2.1. Différenciation selon le statut professionnel

Une autre forme de différenciation ou d’inégalité vis-à-vis des activités disponibles dans les territoires urbains peut provenir du statut professionnel des individus ou comme le citent N. Herpin et al. [2001] d’une « stratification sociale » selon le profil d’emploi 60 . Ce facteur semble agir directement sur la consommation de services marchands, la consommation culturelle et l’accès aux diverses activités. « Les ménages ont des comportements budgétaires en rapport avec la nature des tâches accomplies sur le lieu de travail, le cadre socio-technique de leur exécution et le niveau des responsabilités » [Herpin et al, 2001, p.57]. Alors que, d’après les enquêtes sur les emplois du temps de l’I.N.S.E.E. [1999(a)], les individus des catégories modestes sont plus tournés vers les activités d’intérieur, les individus des classes aisées seront plus orientés vers des activités extérieures à leur domicile. La position sociale des individus (statut socioprofessionnel) expliquerait, entre autres, le recours à tels services marchands ou à telles activités culturelles.

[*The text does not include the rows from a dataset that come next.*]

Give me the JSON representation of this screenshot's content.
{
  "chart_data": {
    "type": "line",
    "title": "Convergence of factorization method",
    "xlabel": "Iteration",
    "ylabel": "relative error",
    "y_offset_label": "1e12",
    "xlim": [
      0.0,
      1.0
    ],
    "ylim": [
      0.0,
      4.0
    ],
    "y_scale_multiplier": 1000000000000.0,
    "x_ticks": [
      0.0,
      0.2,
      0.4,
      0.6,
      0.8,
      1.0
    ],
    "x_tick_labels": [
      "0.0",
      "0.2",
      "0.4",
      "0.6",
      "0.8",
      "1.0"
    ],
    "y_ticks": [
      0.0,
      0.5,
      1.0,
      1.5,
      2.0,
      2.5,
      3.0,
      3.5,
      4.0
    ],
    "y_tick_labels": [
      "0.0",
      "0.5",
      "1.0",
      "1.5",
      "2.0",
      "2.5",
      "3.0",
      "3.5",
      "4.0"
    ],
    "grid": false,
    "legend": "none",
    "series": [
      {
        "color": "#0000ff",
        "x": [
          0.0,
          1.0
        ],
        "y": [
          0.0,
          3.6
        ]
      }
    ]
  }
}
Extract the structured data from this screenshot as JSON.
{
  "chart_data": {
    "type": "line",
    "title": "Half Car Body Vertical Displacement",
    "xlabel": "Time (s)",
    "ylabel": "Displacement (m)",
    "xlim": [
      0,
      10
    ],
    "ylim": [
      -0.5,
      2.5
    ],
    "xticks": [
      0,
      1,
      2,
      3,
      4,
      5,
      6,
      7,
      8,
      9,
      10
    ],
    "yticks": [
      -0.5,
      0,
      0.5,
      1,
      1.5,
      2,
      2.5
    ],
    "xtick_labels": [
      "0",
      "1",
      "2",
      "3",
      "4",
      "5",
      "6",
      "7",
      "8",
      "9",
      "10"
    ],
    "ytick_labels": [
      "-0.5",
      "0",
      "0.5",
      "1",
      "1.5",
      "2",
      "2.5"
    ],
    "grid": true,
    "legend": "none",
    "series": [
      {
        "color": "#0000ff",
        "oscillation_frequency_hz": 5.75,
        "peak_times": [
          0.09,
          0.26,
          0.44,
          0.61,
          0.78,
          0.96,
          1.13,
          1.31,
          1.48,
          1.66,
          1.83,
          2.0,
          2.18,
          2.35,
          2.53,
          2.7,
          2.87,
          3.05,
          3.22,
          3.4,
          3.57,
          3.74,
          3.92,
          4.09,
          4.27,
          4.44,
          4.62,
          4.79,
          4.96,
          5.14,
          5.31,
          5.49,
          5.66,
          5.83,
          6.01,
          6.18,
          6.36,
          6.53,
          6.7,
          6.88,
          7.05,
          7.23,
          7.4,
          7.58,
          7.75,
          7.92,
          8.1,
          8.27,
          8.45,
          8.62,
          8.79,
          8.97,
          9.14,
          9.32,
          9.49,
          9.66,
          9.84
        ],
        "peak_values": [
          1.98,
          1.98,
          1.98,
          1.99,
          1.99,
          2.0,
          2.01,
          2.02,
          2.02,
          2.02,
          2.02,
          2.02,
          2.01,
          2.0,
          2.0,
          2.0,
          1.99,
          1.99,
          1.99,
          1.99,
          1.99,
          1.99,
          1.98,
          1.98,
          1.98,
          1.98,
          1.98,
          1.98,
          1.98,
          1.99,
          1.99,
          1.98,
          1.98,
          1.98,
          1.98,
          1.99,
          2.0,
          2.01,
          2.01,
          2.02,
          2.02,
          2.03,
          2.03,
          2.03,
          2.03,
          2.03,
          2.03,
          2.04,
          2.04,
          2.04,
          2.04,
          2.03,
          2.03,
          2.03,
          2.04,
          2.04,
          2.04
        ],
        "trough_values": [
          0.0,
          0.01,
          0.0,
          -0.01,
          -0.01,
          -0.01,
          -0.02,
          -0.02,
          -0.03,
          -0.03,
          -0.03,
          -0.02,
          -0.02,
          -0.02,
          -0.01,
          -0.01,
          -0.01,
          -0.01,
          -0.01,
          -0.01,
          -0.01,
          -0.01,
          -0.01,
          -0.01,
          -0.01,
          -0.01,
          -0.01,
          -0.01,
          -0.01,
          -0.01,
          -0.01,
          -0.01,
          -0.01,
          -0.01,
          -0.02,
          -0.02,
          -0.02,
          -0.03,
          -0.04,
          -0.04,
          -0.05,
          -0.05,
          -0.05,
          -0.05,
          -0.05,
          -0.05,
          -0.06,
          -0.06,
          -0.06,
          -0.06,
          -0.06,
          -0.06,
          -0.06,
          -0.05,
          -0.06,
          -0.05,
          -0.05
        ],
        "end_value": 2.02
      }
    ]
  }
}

Est-ce une question de revenus, d’accès physique ou géographique (présence ou pas d’un mode de transport) ou d’accès culturel qui font apparaître ces différences ?

Ce n’est pas tant les pratiques de mobilité que les modes de vie qui expliquent ces différences. D’après l’enquête ménages déplacements de l’agglomération lyonnaise, les pratiques moyennes de mobilité des différentes catégories sociales sont relativement proches les unes des autres (Tableau 8). L’ensemble des motifs de déplacements est présent, même si le nombre moyen de déplacements par personne et par jour peut différer selon les catégories sociales. Par exemple, les liens de sociabilité s’expriment différemment chez les cadres ou professions intermédiaires et chez les employés ou ouvriers. Alors que les premiers se déplacent plus pour les activités associatives et culturelles et la restauration hors du domicile, les employés et ouvriers se déplacent plus pour rendre visite à des parents ou des amis.

Au-delà de ces nuances, les pratiques de mobilité entre les catégories d’individus sont relativement identiques. De plus, comme D. Mignot et al. [2003, p.8] le montrent sur l’agglomération lyonnaise, « si l’on compare les niveaux et les comportements de mobilité des plus modestes à ceux des plus aisés, en neutralisant l’effet lié à l’accès au volant, on constate que les inégalités, déjà faibles, repérées au niveau global se réduisent encore ». Les différences entre les catégories socio-professionnelles sont plus le reflet d’aspiration à un mode de vie ou un mode de fonctionnement constitutif des individus [Sen, 1992] dans la société urbaine, en fonction de la « hiérarchisation sociale » ou du niveau de vie 61 des individus. Dès lors, s’il y a des inégalités de chances entre les individus, c’est dans les possibilités qu’ont les individus de réaliser leurs objectifs et d’atteindre les activités, en tenant compte de la disponibilité spatiale des activités correspondant à leurs attentes, des modes de déplacements, de leur niveau de vie et de leur localisation résidentielle.

Tableau 8 : Pratiques moyennes de mobilité des individus de l’agglomération lyonnaise selon la classe socio-professionnelle
Nombre moyen de déplacements par personne et par jour Artisans, commerçants Cadres supérieurs Professions intermédiaires Employés Ouvriers
Travail 1,64 1,52 1,44 1,14 1,26
Achats quotidiens ou de dépannage 0,18 0,17 0,22 0,25 0,18
Achats de la semaine ou d’équipement 0,12 0,12 0,16 0,15 0,11
Santé / démarches 0,21 0,15 0,14 0,13 0,12
Activités sportives N.R. 0,05 0,06 0,05 0,05
Activités culturelles / associatives 0,03 0,08 0,06 0,04 0,03
Promenade, lèche-vitrines N.R. N.R. 0,05 0,06 0,05
Restauration en dehors du domicile 0,14 0,19 0,18 0,12 0,08
Visite à des parents ou des amis 0,14 0,10 0,16 0,19 0,19
Accompagnement 0,29 0,42 0,42 0,53 0,28
Autres motifs 0,11 0,04 0,07 0,06 0,06

Sources : D. Caubel, d’après E.M.D. de Lyon de 1995

Notes
60.

« L’emploi est défini par la nature des tâches accomplies, les compétences techniques et sociales acquises au cours de l’expérience professionnelle, la valeur sociale attribuée à la profession en termes de rang dans une échelle de prestige ou comme composante de l’identité personnelle » [Herpin et al, 2001, p.58].

61.

Selon l’I.N.S.E.E. [ http://www.insee.fr , 2005], le niveau de vie est défini comme étant égal au revenu disponible du ménage divisé par le nombre d’unités de consommation. Le niveau de vie est donc identique pour l’ensemble des individus d’un même ménage.